Trochę mnie tu nie było, ale za namową wielu z Was, postanowiłam powrócić!
W głowie mam pełno nowych przepisów - równie smacznych, co poprzednich. Część z nich zdążyłam przez ten czas przetestować na sobie i innych domownikach i dopracować - tak, że na stałe wpisały się do menu w naszym domu.
Cóż mogę rzec - powrót zaczynam prostym przepisem, którego fanami są wszyscy, którzy mieli okazję spróbować, a w szczególności moja Babcia. Teraz dla niej mogą nie istnieć inne desery, jakie tworzę, bo zawsze pyta, czy zrobię właśnie jej ulubione rożki.
SKŁADNIKI (na 24 rożki):
- 2 opakowania ciasta francuskiego
- 3 duże jabłka
- 1 łyżka mąki tortowej
- 3 łyżki cukru
- cynamon
- sok z połówki cytryny
- 1 jajko
- 2 łyżki wody
PRZYGOTOWANIE:
Jabłka obieramy ze skórki, wycinamy gniazda nasienne, kroimy w kostkę. Do pokrojonych jabłek dodajemy 3 łyżki cukru, mąkę, cynamon i sok wyciśnięty z połówki cytryny.
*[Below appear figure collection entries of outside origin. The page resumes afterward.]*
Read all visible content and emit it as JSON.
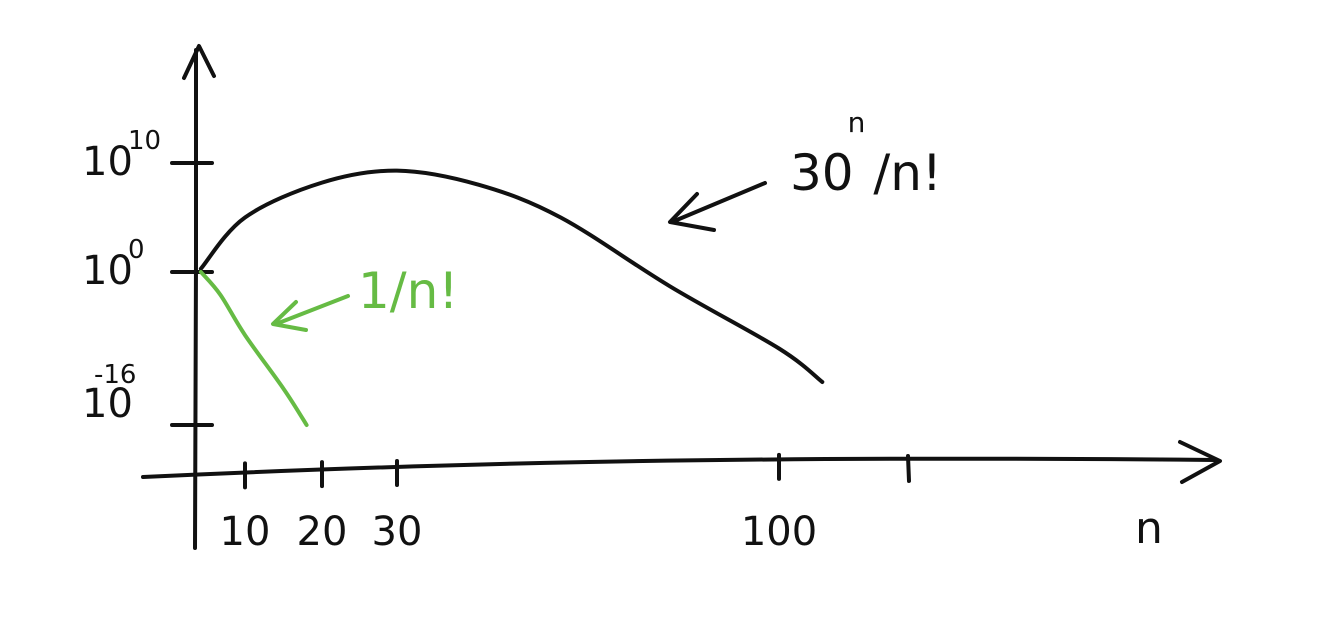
{
  "chart_data": {
    "type": "line",
    "title": "",
    "xlabel": "n",
    "ylabel": "",
    "y_scale": "log",
    "grid": false,
    "x_ticks": [
      {
        "value": 10,
        "label": "10"
      },
      {
        "value": 20,
        "label": "20"
      },
      {
        "value": 30,
        "label": "30"
      },
      {
        "value": 100,
        "label": "100"
      }
    ],
    "y_ticks": [
      {
        "exponent": 10,
        "base": "10",
        "sup": "10"
      },
      {
        "exponent": 0,
        "base": "10",
        "sup": "0"
      },
      {
        "exponent": -16,
        "base": "10",
        "sup": "-16"
      }
    ],
    "series": [
      {
        "color": "#111111",
        "annotation": {
          "base": "30",
          "sup": "n",
          "rest": "/n!"
        },
        "x": [
          1,
          10,
          20,
          30,
          45,
          60,
          80,
          100,
          110
        ],
        "y_log10": [
          0.3,
          5.0,
          8.2,
          9.3,
          8.0,
          5.0,
          -1.5,
          -8.0,
          -11.5
        ]
      },
      {
        "color": "#66bb44",
        "annotation": {
          "text": "1/n!"
        },
        "x": [
          1,
          5,
          10,
          15,
          18
        ],
        "y_log10": [
          0,
          -2.4,
          -6.6,
          -12.2,
          -16
        ]
      }
    ]
  }
}
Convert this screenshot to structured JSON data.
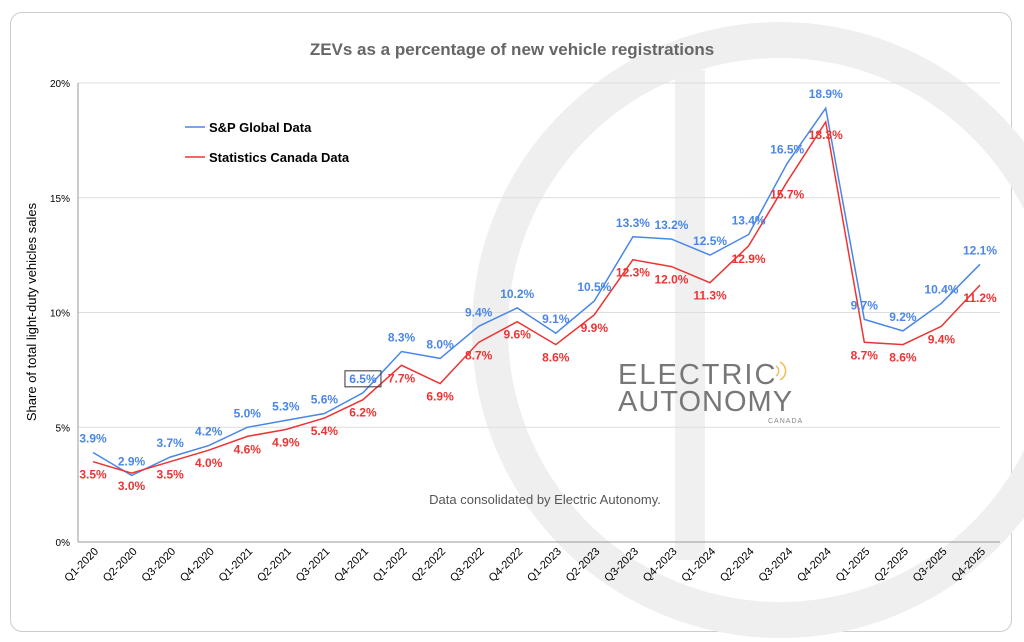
{
  "chart_data": {
    "type": "line",
    "title": "ZEVs as a percentage of new vehicle registrations",
    "ylabel": "Share of total light-duty vehicles sales",
    "xlabel": "",
    "ylim": [
      0,
      20
    ],
    "yticks": [
      "0%",
      "5%",
      "10%",
      "15%",
      "20%"
    ],
    "ytick_values": [
      0,
      5,
      10,
      15,
      20
    ],
    "grid": true,
    "legend": "top-left",
    "categories": [
      "Q1-2020",
      "Q2-2020",
      "Q3-2020",
      "Q4-2020",
      "Q1-2021",
      "Q2-2021",
      "Q3-2021",
      "Q4-2021",
      "Q1-2022",
      "Q2-2022",
      "Q3-2022",
      "Q4-2022",
      "Q1-2023",
      "Q2-2023",
      "Q3-2023",
      "Q4-2023",
      "Q1-2024",
      "Q2-2024",
      "Q3-2024",
      "Q4-2024",
      "Q1-2025",
      "Q2-2025",
      "Q3-2025",
      "Q4-2025"
    ],
    "series": [
      {
        "name": "S&P Global Data",
        "color": "#4a86e8",
        "values": [
          3.9,
          2.9,
          3.7,
          4.2,
          5.0,
          5.3,
          5.6,
          6.5,
          8.3,
          8.0,
          9.4,
          10.2,
          9.1,
          10.5,
          13.3,
          13.2,
          12.5,
          13.4,
          16.5,
          18.9,
          9.7,
          9.2,
          10.4,
          12.1
        ]
      },
      {
        "name": "Statistics Canada Data",
        "color": "#ee3333",
        "values": [
          3.5,
          3.0,
          3.5,
          4.0,
          4.6,
          4.9,
          5.4,
          6.2,
          7.7,
          6.9,
          8.7,
          9.6,
          8.6,
          9.9,
          12.3,
          12.0,
          11.3,
          12.9,
          15.7,
          18.3,
          8.7,
          8.6,
          9.4,
          11.2
        ]
      }
    ],
    "highlighted_label": {
      "series": 0,
      "category": "Q4-2021"
    },
    "annotation": "Data consolidated by Electric Autonomy."
  },
  "logo": {
    "line1": "ELECTRIC",
    "line2": "AUTONOMY",
    "line3": "CANADA"
  }
}
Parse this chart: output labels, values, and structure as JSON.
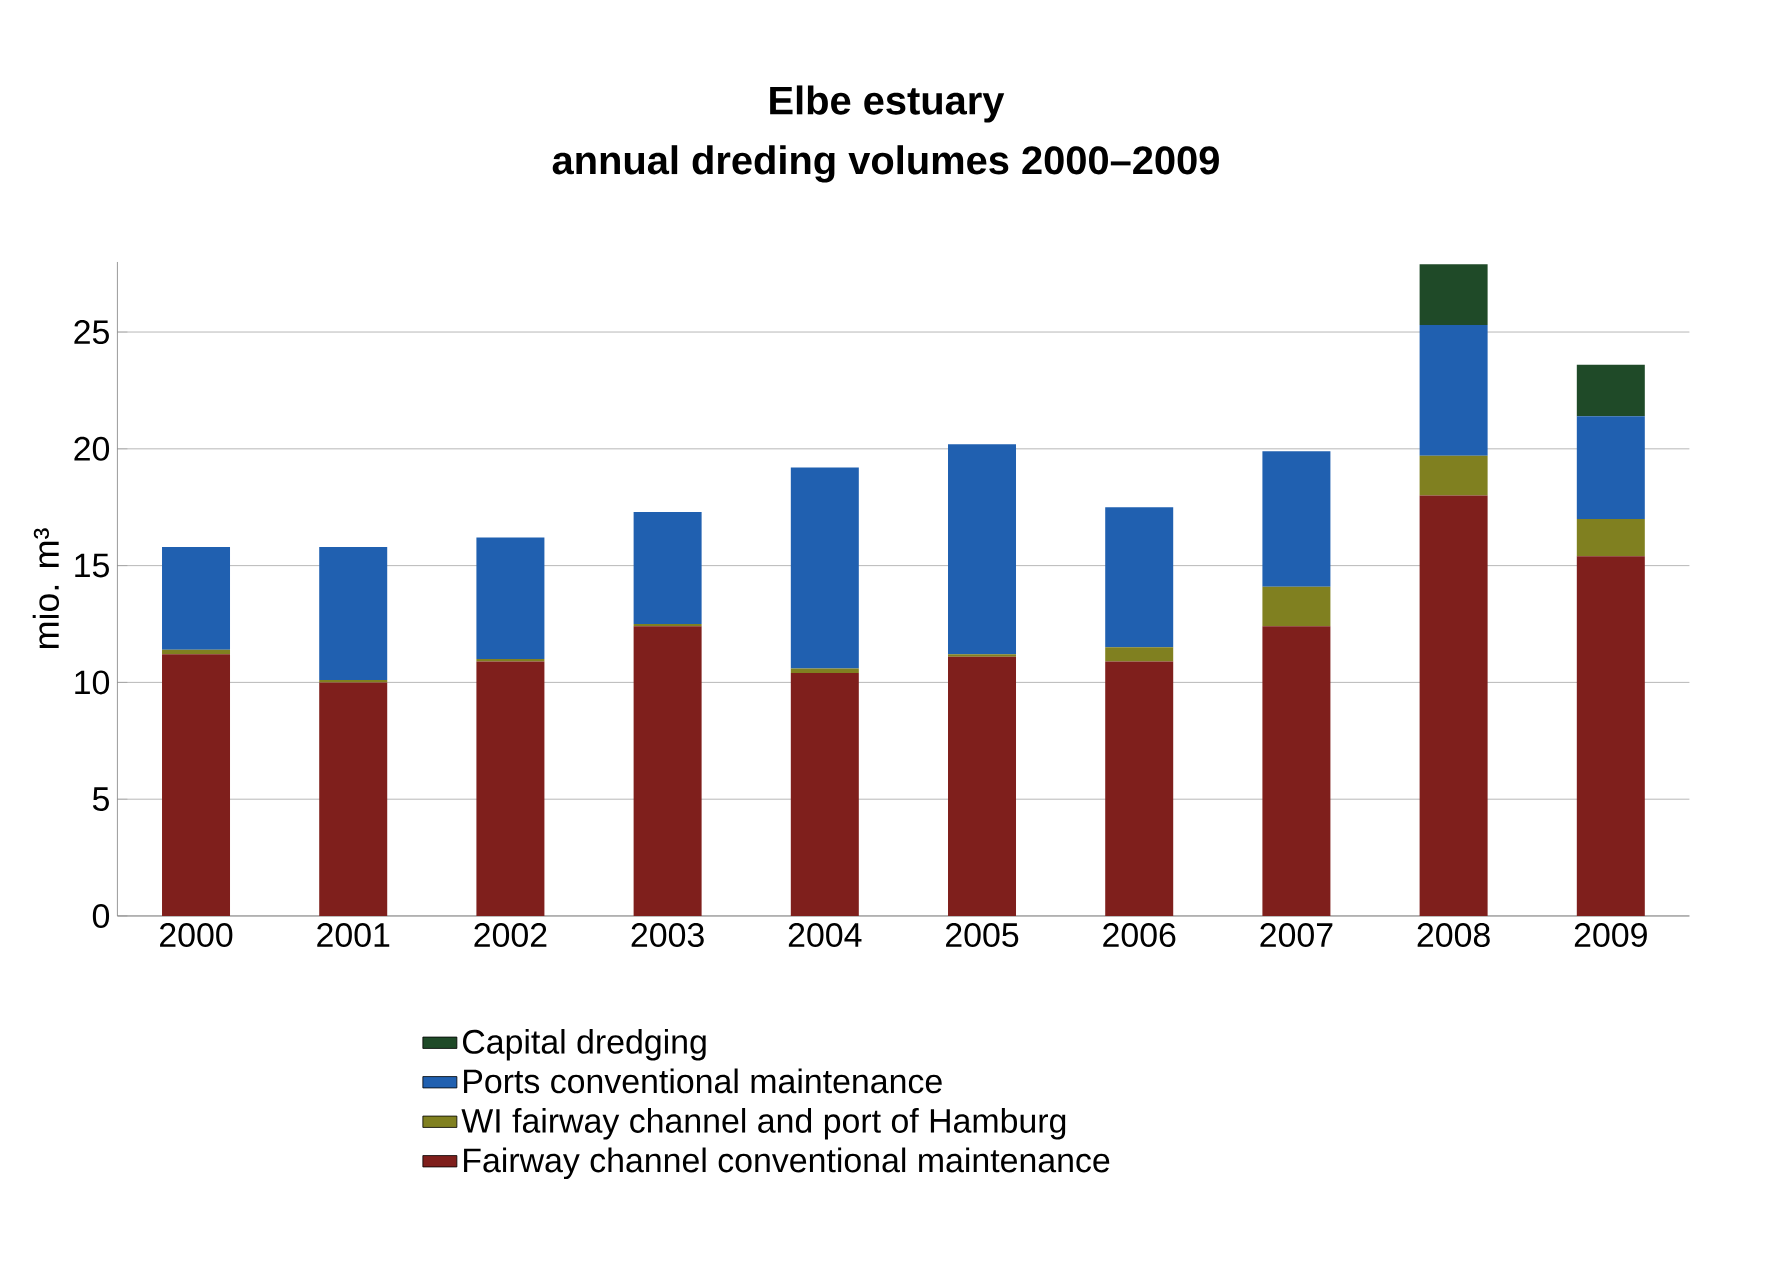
{
  "chart_data": {
    "type": "bar",
    "stacked": true,
    "title": "Elbe estuary\nannual dreding volumes 2000–2009",
    "ylabel": "mio. m³",
    "categories": [
      "2000",
      "2001",
      "2002",
      "2003",
      "2004",
      "2005",
      "2006",
      "2007",
      "2008",
      "2009"
    ],
    "series": [
      {
        "name": "Fairway channel conventional maintenance",
        "color": "#7f1f1c",
        "values": [
          11.2,
          10.0,
          10.9,
          12.4,
          10.4,
          11.1,
          10.9,
          12.4,
          18.0,
          15.4
        ]
      },
      {
        "name": "WI fairway channel and port of Hamburg",
        "color": "#808020",
        "values": [
          0.2,
          0.1,
          0.1,
          0.1,
          0.2,
          0.1,
          0.6,
          1.7,
          1.7,
          1.6
        ]
      },
      {
        "name": "Ports conventional maintenance",
        "color": "#2060b0",
        "values": [
          4.4,
          5.7,
          5.2,
          4.8,
          8.6,
          9.0,
          6.0,
          5.8,
          5.6,
          4.4
        ]
      },
      {
        "name": "Capital dredging",
        "color": "#1f4a28",
        "values": [
          0,
          0,
          0,
          0,
          0,
          0,
          0,
          0,
          2.6,
          2.2
        ]
      }
    ],
    "ylim": [
      0,
      28
    ],
    "yticks": [
      0,
      5,
      10,
      15,
      20,
      25
    ],
    "grid": "y",
    "legend": "bottom"
  }
}
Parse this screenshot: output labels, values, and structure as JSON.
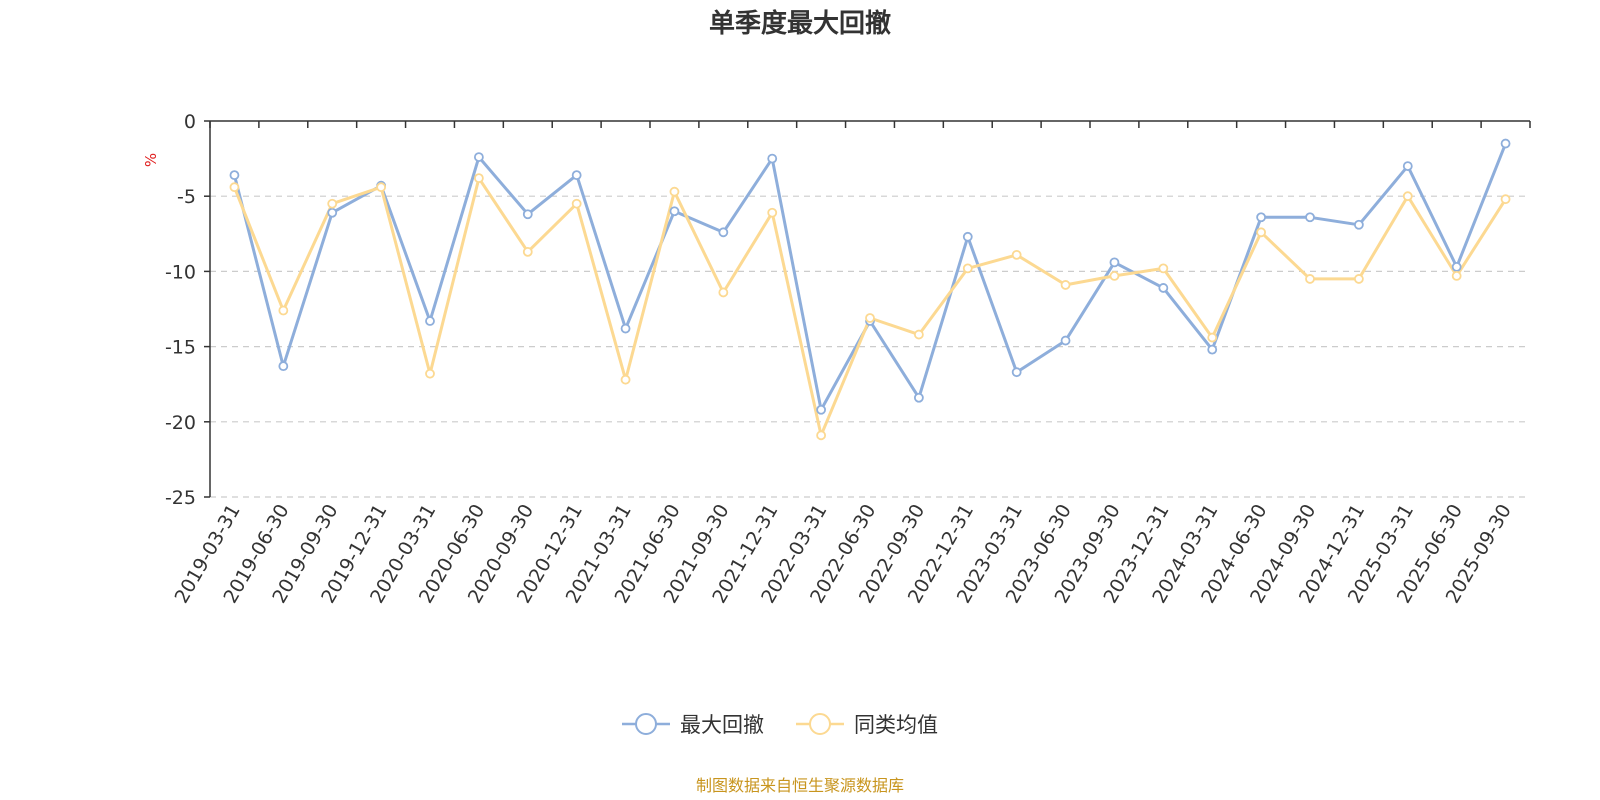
{
  "chart_data": {
    "type": "line",
    "title": "单季度最大回撤",
    "ylabel": "%",
    "ylim": [
      -25,
      0
    ],
    "yticks": [
      0,
      -5,
      -10,
      -15,
      -20,
      -25
    ],
    "ytick_labels": [
      "0",
      "-5",
      "-10",
      "-15",
      "-20",
      "-25"
    ],
    "categories": [
      "2019-03-31",
      "2019-06-30",
      "2019-09-30",
      "2019-12-31",
      "2020-03-31",
      "2020-06-30",
      "2020-09-30",
      "2020-12-31",
      "2021-03-31",
      "2021-06-30",
      "2021-09-30",
      "2021-12-31",
      "2022-03-31",
      "2022-06-30",
      "2022-09-30",
      "2022-12-31",
      "2023-03-31",
      "2023-06-30",
      "2023-09-30",
      "2023-12-31",
      "2024-03-31",
      "2024-06-30",
      "2024-09-30",
      "2024-12-31",
      "2025-03-31",
      "2025-06-30",
      "2025-09-30"
    ],
    "series": [
      {
        "name": "最大回撤",
        "color": "#8eaedb",
        "values": [
          -3.6,
          -16.3,
          -6.1,
          -4.3,
          -13.3,
          -2.4,
          -6.2,
          -3.6,
          -13.8,
          -6.0,
          -7.4,
          -2.5,
          -19.2,
          -13.3,
          -18.4,
          -7.7,
          -16.7,
          -14.6,
          -9.4,
          -11.1,
          -15.2,
          -6.4,
          -6.4,
          -6.9,
          -3.0,
          -9.7,
          -1.5
        ]
      },
      {
        "name": "同类均值",
        "color": "#fcd992",
        "values": [
          -4.4,
          -12.6,
          -5.5,
          -4.4,
          -16.8,
          -3.8,
          -8.7,
          -5.5,
          -17.2,
          -4.7,
          -11.4,
          -6.1,
          -20.9,
          -13.1,
          -14.2,
          -9.8,
          -8.9,
          -10.9,
          -10.3,
          -9.8,
          -14.4,
          -7.4,
          -10.5,
          -10.5,
          -5.0,
          -10.3,
          -5.2
        ]
      }
    ],
    "gridlines": "dashed",
    "legend_position": "bottom-center",
    "source": "制图数据来自恒生聚源数据库"
  }
}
Wszystko razem mieszamy.
Ciasto francuskie dzielimy na 12 kwadratów (z dwóch ciast wyjdą 24 rożki). Nakładamy po łyżce przygotowanych wcześniej jabłek na środek każdego kwadracika. Sklejamy przeciwległe rogi i dociskam widelcem. Układamy rożki na blaszce, nakłuwamy i smarujemy roztrzepanym z wodą jajkiem.
Pieczemy około 20 minut w 180 stopniach (termoobieg).
Wystudzone rogaliki można posypać cukrem pudrem. Ewentualnie można zrobić gęsty lukier i polać je. Na lukier potrzebujemy około 3/4 szklanki cukru pudru i kilka łyżek wody.